Let's Take a Boat Ride - I know an advisor who uses his boat all summer long as a way to entertain clients and their guests. "Bring a guest and you get to spend the day on my boat." What a way to have a fun summer, celebrate your current client relationships, and prospect for new business. There are two things I particularly like about "boat prospecting." First, it's a small group, so you get a lot of time with everyone. Second, you get to know them in a way that has absolutely nothing to do with your business. You go through an adventure together - especially if you do some fishing or other water sports. Adventures like these almost always contribute to people trusting each other more.

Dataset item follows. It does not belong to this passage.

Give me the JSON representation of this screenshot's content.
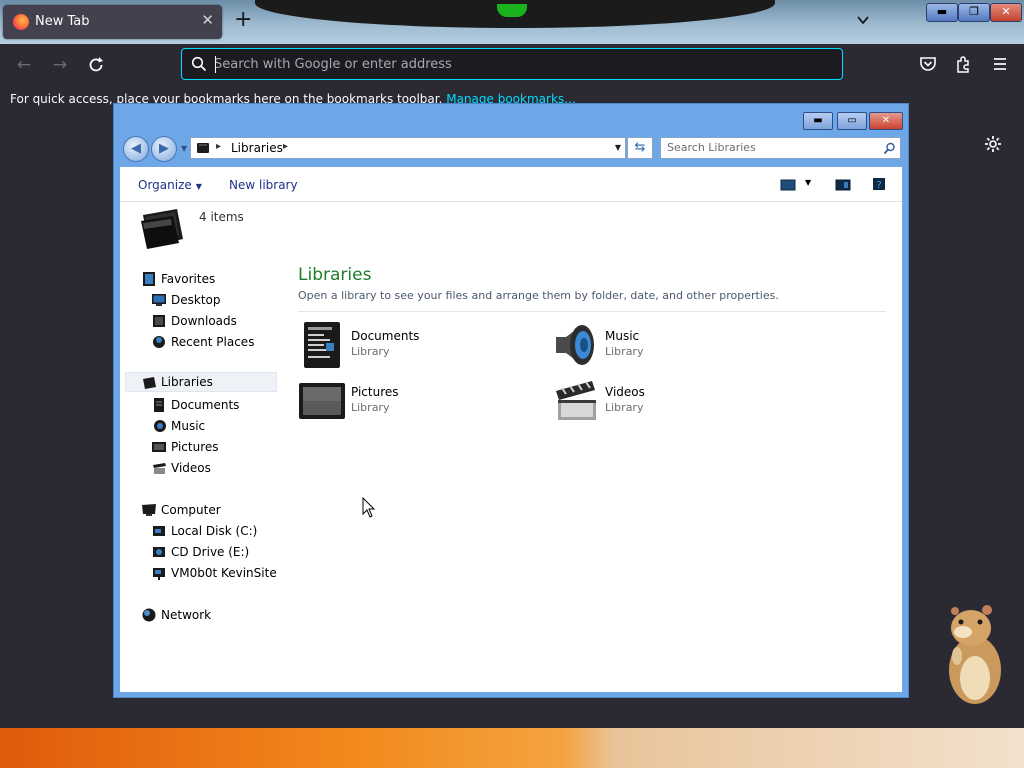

Getting Guests to Referral Events
I recently had the pleasure of interviewing Bill Cupach. Based in Cleveland, Bill knows just about all there is to know when it comes to putting on successful events (he was an event planner before he joined the financial services profession). Bill told me that, "The advisor is the Sponsor, and the client is the Host." Which is a better phone call to the guest? "George, my financial advisor, wants to take me to dinner and bring you along as a guest." OR "George, I'm hosting a dinner party at Chez Expensive to introduce you to our personal financial advisor who might prove to be a great resource for you. It's going to be a lot of fun. Are up for it?"
The Wow Factor!
Client appreciation events and referral events need not be expensive propositions. The key is handling all the details - to the extent that your guests really notice. Make your invitations stand out - not like the run-of-the-mill wedding invitations that so many advisors use. Have someone available to greet them as they arrive to the event. Make sure the directions are perfectly clear or, better yet, send car to pick them up. Call all your guests before the event to check on special food restrictions or preferences. And, most importantly, follow up. Don't host a referral event if you don't set aside time to follow up with your guests. Call your client first, if you like, but call the prospect within 48 hours of the event.